Move as You Say, Interact as You Can: Language-guided Human Motion Generation with Scene Affordance

Zan Wang,Yixin Chen,Baoxiong Jia,Puhao Li,Jinlu Zhang,Jingze Zhang,Tengyu Liu,Yixin Zhu,Wei Liang,Siyuan Huang
2024-03-27
Abstract:Despite significant advancements in text-to-motion synthesis, generating language-guided human motion within 3D environments poses substantial challenges. These challenges stem primarily from (i) the absence of powerful generative models capable of jointly modeling natural language, 3D scenes, and human motion, and (ii) the generative models' intensive data requirements contrasted with the scarcity of comprehensive, high-quality, language-scene-motion datasets. To tackle these issues, we introduce a novel two-stage framework that employs scene affordance as an intermediate representation, effectively linking 3D scene grounding and conditional motion generation. Our framework comprises an Affordance Diffusion Model (ADM) for predicting explicit affordance map and an Affordance-to-Motion Diffusion Model (AMDM) for generating plausible human motions. By leveraging scene affordance maps, our method overcomes the difficulty in generating human motion under multimodal condition signals, especially when training with limited data lacking extensive language-scene-motion pairs. Our extensive experiments demonstrate that our approach consistently outperforms all baselines on established benchmarks, including HumanML3D and HUMANISE. Additionally, we validate our model's exceptional generalization capabilities on a specially curated evaluation set featuring previously unseen descriptions and scenes.
Computer Vision and Pattern Recognition
What problem does this paper attempt to address?

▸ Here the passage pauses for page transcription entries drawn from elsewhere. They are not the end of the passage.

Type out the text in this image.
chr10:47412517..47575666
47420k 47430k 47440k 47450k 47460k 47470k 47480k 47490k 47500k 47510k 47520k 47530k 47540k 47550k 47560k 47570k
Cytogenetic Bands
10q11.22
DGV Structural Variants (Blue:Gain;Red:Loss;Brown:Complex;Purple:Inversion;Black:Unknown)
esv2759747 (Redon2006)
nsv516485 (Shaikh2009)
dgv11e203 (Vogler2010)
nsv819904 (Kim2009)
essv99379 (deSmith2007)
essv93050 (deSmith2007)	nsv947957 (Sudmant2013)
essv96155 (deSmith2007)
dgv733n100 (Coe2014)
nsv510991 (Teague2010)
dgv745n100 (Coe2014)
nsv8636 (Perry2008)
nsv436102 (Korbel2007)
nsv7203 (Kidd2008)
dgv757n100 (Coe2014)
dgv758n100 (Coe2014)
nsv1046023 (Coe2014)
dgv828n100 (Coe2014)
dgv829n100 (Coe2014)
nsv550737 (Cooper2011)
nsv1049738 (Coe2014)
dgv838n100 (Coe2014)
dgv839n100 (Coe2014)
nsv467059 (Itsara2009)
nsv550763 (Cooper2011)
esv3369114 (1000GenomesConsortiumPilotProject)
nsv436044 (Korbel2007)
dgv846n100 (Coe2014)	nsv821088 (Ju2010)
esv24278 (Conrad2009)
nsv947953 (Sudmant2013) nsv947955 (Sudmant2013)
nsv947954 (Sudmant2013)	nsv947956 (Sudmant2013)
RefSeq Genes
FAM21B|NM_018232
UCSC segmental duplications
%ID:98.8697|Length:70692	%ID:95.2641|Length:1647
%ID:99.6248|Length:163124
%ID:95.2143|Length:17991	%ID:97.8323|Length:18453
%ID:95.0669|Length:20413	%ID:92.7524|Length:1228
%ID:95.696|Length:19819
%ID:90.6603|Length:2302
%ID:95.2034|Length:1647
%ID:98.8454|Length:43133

The paper aims to address the challenge of generating language-guided human motions in 3D environments. Specifically, the paper focuses on the following two challenges: 1. **Description Fidelity and Physical Plausibility**: Ensuring that the generated motions not only align with the language descriptions but also exhibit physical plausibility in 3D scenes and can be accurately positioned at specific locations. Existing conditional generation models (such as conditional variational autoencoders [cVAE] and conditional diffusion models) struggle to handle the complex relationship between 3D scene grounding and conditional motion generation simultaneously, making it difficult for the models to generalize across different scenes and descriptions. 2. **High-Quality Data Requirement**: Generative models require a large amount of high-quality paired data for training, but existing HSI (Human-Scene Interaction) datasets lack in terms of motion quality and diversity, especially the absence of datasets combining language, scene, and motion. Although the HUMANISE dataset attempts to fill this gap, its limited motion types and use of fixed-form expressions restrict the generation of diverse HSI from varied and free-form language descriptions. To address these issues, the authors propose a novel two-stage framework that utilizes a scene operability map as an intermediate representation to effectively combine 3D scene grounding with conditional motion generation. This approach enhances 3D scene grounding by precisely defining the regions corresponding to language descriptions, achieving good results even with limited training data. Additionally, the distance-based operability map provides an in-depth understanding of the geometric interactions between the scene and human motions, aiding in the generation of HSI and improving the model's generalization ability across different scenes. Experimental results demonstrate that this method performs excellently on existing benchmarks and shows outstanding generalization performance in special evaluation sets containing unknown language descriptions and 3D scenes.